うつ病の回復初期(入院3週目)において、作業療法開始時に最も予想される症状は「思考制止」である。これは、意欲低下や対人交流の苦痛が続く状態で、思考の流れが遅れ、考えがまとまらない状態を指す。作業療法の初期段階では、この症状に応じたシンプルで負荷の低い介入が重要である。

解説

本設問の患者は、半年間の不眠と欠勤を経て、3か月前に食欲不振、焦燥感、不安感、そして「死にたい」という訴えで精神科受診。入院後、食欲や不安は改善したが、意欲低下が継続しており、対人交流が困難であると訴えていた。この段階はうつ病の「回復初期」とされ、症状として特徴的なのは「思考の遅滞」である。
「思考制止」とは、思考の速度が著しく低下し、言葉が出てこない、考えがまとまらない状態で、うつ病の典型的な高次脳機能障害の一つである。

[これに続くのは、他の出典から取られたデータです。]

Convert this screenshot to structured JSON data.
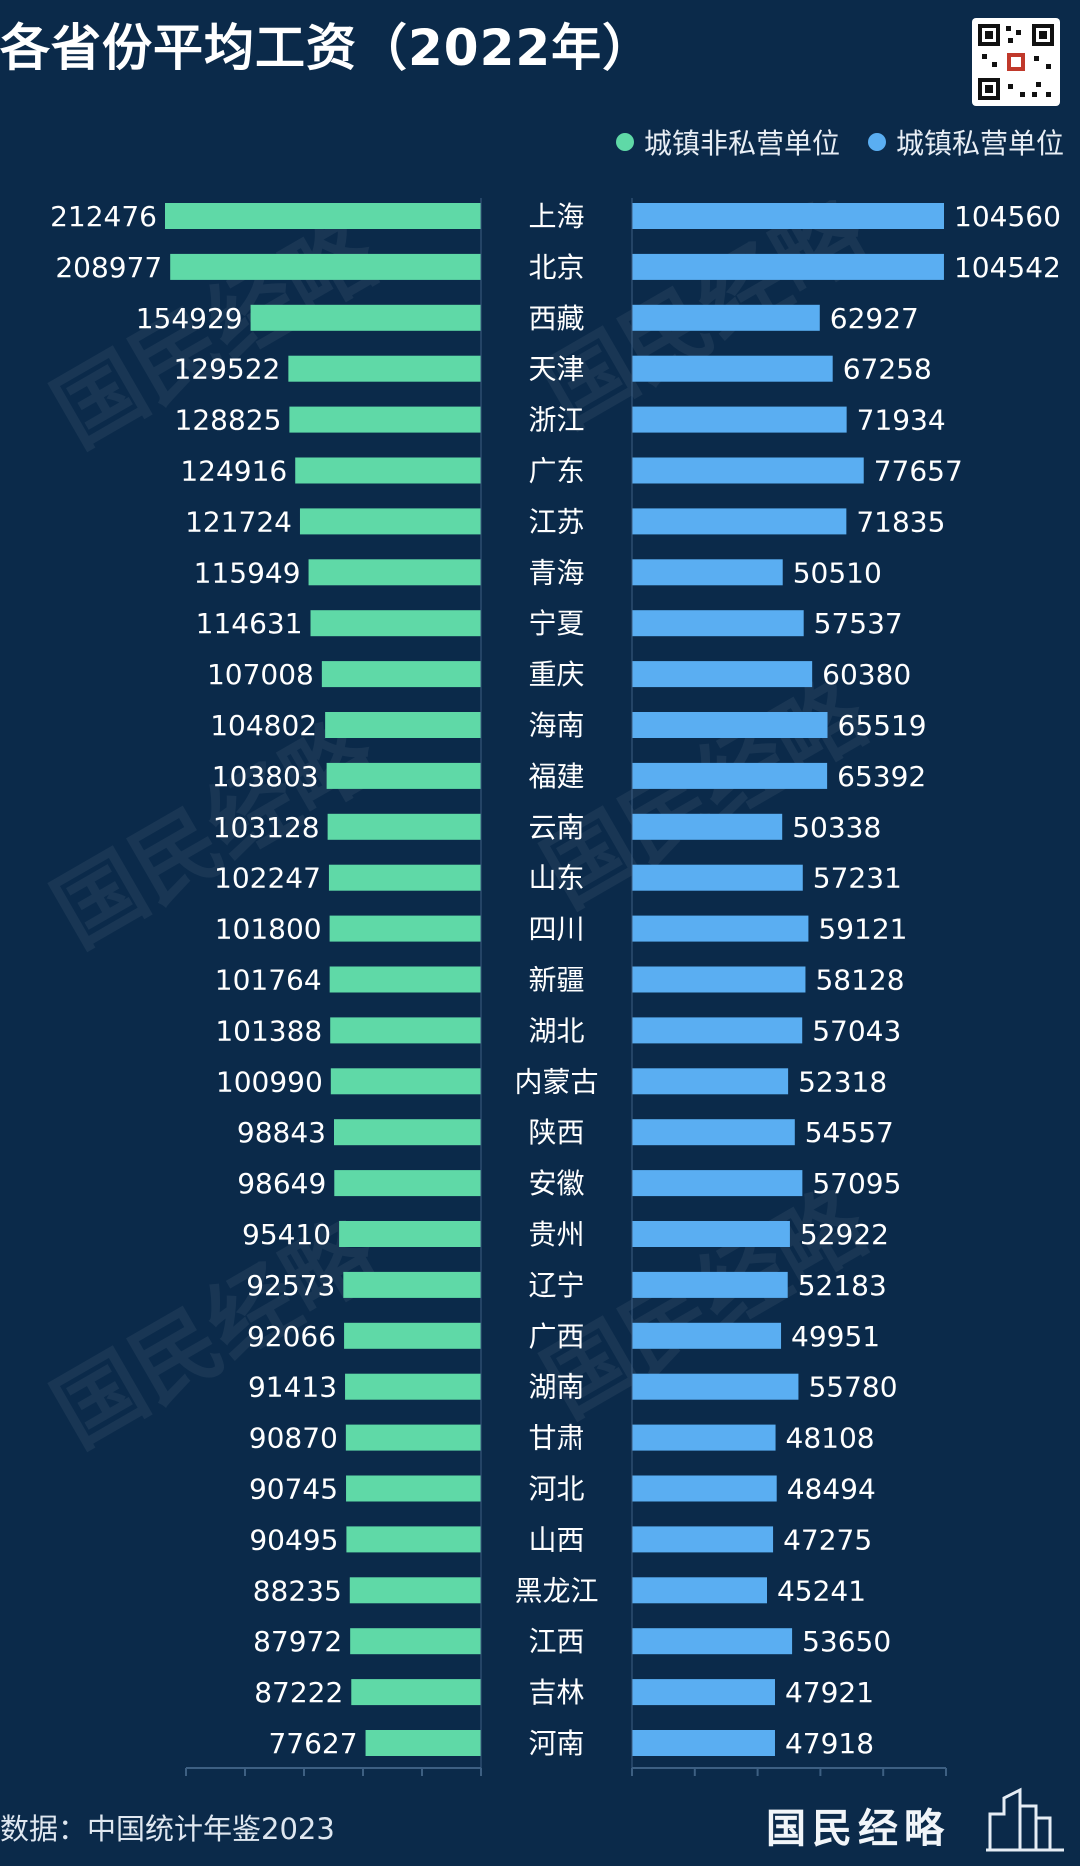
{
  "page": {
    "title": "各省份平均工资（2022年）",
    "source": "数据：中国统计年鉴2023",
    "brand": "国民经略",
    "watermark": "国民经略"
  },
  "colors": {
    "background": "#0b2a4a",
    "non_private": "#5fd9a7",
    "private": "#5aaef2",
    "axis": "#3d5f82"
  },
  "icons": {
    "qr": "qr-code-icon",
    "brand_graphic": "building-outline-icon"
  },
  "chart_data": {
    "type": "bar",
    "orientation": "horizontal-butterfly",
    "legend_position": "top-right",
    "grid": false,
    "xlim_left": [
      0,
      215000
    ],
    "xlim_right": [
      0,
      106000
    ],
    "categories": [
      "上海",
      "北京",
      "西藏",
      "天津",
      "浙江",
      "广东",
      "江苏",
      "青海",
      "宁夏",
      "重庆",
      "海南",
      "福建",
      "云南",
      "山东",
      "四川",
      "新疆",
      "湖北",
      "内蒙古",
      "陕西",
      "安徽",
      "贵州",
      "辽宁",
      "广西",
      "湖南",
      "甘肃",
      "河北",
      "山西",
      "黑龙江",
      "江西",
      "吉林",
      "河南"
    ],
    "series": [
      {
        "name": "城镇非私营单位",
        "values": [
          212476,
          208977,
          154929,
          129522,
          128825,
          124916,
          121724,
          115949,
          114631,
          107008,
          104802,
          103803,
          103128,
          102247,
          101800,
          101764,
          101388,
          100990,
          98843,
          98649,
          95410,
          92573,
          92066,
          91413,
          90870,
          90745,
          90495,
          88235,
          87972,
          87222,
          77627
        ]
      },
      {
        "name": "城镇私营单位",
        "values": [
          104560,
          104542,
          62927,
          67258,
          71934,
          77657,
          71835,
          50510,
          57537,
          60380,
          65519,
          65392,
          50338,
          57231,
          59121,
          58128,
          57043,
          52318,
          54557,
          57095,
          52922,
          52183,
          49951,
          55780,
          48108,
          48494,
          47275,
          45241,
          53650,
          47921,
          47918
        ]
      }
    ]
  }
}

作業療法では、この状態を踏まえ、指示を簡潔に、作業の負荷を軽くし、達成感を得やすい単純な作業から介入を開始することが求められる。

選択肢の確認

1.感情鈍麻:感情の反応が極端に薄い状態で、統合失調症の陰性症状に属する。うつ病の回復初期では見られない。
2.強迫観念:強迫症の特徴で、本症では主症状ではない。
3.思考制止:正しい。意欲低下と併存し、回復初期に頻発する。
4.滅裂思考:思考の連合が乱れ、統合失調症に特徴的。本症には関連しない。
5.両価性:両極性の感情反応で、統合失調症に特有。うつ病では認められない。

覚えるポイント

「うつ病の回復初期」に見られる主な思考障害は「思考制止」。作業療法開始時には、患者が「考えがまとまらない」という状態を抱えているため、最初の介入は「負荷が少なく、達成感が得られる簡単な作業」から始めるべきである。